Selain merekomendasikan bulus, si bapak juga merekomendasikan Sinshe di wilayah Rawamangun dekat Arion. Lagi-lagi tak ada alamat, hanya patokan untuk mencari tempat ramai di sekitar Rawamangun. Sishe hebat ini katanya sudah berhasil mengobati banyak orang, termasuk orang yang tak bisa jalan karena stroke.Si sinshe juga tak mematok harga untuk jasanya, cukup donasi seiklasnya ke dalam laci.

Pengemudi tersebut bukanlah satu-satunya orang tak dikenal yang memberi saya saran berobat. Di sebuah toko saya sempat bertemu Oom-oom yang merekomendasikan obat merek A, B, C untuk dengkul saya.  Halo…halo..yang sakit punggung saya kok dengkul saya dibawa-bawa? Ini Oom-oom ngeyel banget, katanya punggung dan dengkul itu berhubungan (ga salah) dan banyak kasus dengkul kekurangan pelumas. Daripada capek dengernya, saya pun cuma senyum-senyum saja sama membatin, situ dokter?
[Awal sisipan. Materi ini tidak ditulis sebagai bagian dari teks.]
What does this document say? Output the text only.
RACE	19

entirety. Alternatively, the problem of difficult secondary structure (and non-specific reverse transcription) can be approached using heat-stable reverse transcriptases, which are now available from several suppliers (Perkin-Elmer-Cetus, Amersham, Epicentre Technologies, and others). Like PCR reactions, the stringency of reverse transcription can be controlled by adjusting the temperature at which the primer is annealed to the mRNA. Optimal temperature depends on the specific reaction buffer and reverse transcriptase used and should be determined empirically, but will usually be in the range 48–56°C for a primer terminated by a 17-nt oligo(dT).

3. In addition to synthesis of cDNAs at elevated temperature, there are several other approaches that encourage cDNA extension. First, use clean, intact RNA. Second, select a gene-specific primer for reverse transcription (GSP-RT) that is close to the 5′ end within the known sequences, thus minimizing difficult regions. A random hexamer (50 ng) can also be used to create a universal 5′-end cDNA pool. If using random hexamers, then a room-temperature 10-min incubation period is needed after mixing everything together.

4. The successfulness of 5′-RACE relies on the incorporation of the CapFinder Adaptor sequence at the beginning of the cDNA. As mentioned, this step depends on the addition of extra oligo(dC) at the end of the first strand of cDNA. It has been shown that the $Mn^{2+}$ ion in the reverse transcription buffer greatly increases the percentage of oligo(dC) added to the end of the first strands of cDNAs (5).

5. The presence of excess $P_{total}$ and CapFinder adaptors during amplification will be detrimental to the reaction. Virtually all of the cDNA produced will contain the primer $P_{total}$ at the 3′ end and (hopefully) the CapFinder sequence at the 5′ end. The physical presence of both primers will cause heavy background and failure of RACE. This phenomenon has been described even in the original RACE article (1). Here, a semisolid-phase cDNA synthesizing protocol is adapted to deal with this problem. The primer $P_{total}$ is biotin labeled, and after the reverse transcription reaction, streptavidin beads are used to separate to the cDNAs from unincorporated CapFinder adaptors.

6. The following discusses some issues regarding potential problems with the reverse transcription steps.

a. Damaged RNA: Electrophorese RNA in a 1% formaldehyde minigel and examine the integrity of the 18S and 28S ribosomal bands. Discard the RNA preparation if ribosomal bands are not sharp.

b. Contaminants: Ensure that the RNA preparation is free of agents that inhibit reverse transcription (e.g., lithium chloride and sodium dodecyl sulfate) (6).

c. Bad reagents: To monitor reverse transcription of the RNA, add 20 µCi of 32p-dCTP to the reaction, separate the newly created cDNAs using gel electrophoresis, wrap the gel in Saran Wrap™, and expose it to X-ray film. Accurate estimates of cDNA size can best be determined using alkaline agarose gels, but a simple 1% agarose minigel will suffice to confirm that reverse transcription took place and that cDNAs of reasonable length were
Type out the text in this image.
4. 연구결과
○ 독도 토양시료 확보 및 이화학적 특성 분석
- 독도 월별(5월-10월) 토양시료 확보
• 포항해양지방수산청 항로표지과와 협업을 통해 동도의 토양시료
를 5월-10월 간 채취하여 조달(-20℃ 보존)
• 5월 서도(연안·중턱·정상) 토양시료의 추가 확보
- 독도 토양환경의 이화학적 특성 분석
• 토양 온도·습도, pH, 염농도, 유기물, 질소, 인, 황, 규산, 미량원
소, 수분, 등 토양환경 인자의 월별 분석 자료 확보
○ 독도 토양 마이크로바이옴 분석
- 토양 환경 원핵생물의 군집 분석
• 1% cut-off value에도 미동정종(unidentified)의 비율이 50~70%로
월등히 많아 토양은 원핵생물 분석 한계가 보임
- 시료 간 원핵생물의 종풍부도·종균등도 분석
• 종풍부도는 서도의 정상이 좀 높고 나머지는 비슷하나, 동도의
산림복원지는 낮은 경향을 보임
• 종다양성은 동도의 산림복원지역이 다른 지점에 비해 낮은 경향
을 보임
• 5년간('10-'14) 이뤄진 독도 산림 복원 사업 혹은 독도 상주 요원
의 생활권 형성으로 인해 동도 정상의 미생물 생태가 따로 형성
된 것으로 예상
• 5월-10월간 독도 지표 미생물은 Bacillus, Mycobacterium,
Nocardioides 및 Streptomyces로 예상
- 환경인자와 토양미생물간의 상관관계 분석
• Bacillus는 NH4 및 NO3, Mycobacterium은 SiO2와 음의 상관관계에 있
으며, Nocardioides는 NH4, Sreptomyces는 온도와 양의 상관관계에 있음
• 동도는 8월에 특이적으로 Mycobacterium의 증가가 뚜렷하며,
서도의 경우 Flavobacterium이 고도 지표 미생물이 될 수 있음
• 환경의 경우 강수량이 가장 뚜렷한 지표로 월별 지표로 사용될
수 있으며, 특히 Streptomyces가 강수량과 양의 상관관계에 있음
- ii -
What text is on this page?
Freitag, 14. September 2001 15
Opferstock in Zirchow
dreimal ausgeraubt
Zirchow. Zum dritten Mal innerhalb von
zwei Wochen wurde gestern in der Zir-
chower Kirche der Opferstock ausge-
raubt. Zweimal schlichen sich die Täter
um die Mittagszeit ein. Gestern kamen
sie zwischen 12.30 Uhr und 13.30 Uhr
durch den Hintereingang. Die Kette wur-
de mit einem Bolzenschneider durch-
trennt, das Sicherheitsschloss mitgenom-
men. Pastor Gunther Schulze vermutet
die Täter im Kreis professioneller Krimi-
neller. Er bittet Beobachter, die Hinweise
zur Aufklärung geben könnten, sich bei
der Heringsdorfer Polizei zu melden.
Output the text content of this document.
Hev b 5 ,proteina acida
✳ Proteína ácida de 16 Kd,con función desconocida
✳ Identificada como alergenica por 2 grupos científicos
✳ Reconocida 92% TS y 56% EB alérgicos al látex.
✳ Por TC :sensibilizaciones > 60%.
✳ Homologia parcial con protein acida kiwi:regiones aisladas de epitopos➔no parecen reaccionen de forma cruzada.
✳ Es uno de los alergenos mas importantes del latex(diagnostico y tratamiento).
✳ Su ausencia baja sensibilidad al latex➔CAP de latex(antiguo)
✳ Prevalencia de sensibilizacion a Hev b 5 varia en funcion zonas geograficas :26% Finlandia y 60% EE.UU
Tanpa ditanya orang memang suka memberi rekomendasi obat-obatan kimia, herbal, hingga alternatif Niatnya mulia, pengen membantu orang. Tapi tak selamanya orang berniat membantu teman yang sakit. Ada saja teman lama (atau tetangga) yang lama tak menyapa tiba-tiba hadir ketika kita sakit. Layaknya penyelamat, Sang teman lama ini datang tanpa sekeranjang buah-buahan, apalagi majalah untuk teman istirahat. Ia datang membawa katalog multi-level marketing yang penuh obat-obatan yang diklaim sebagai yang paling mujarab. Nggak gratis tentunya, karena teman ini tak benar-benar ingin membantu, ia hanya ingin jualan dagangannya dengan kedok membantu orang sakit. Oh sungguh kalau sudah begini rasanya pengen asah-asah benda tajam deh!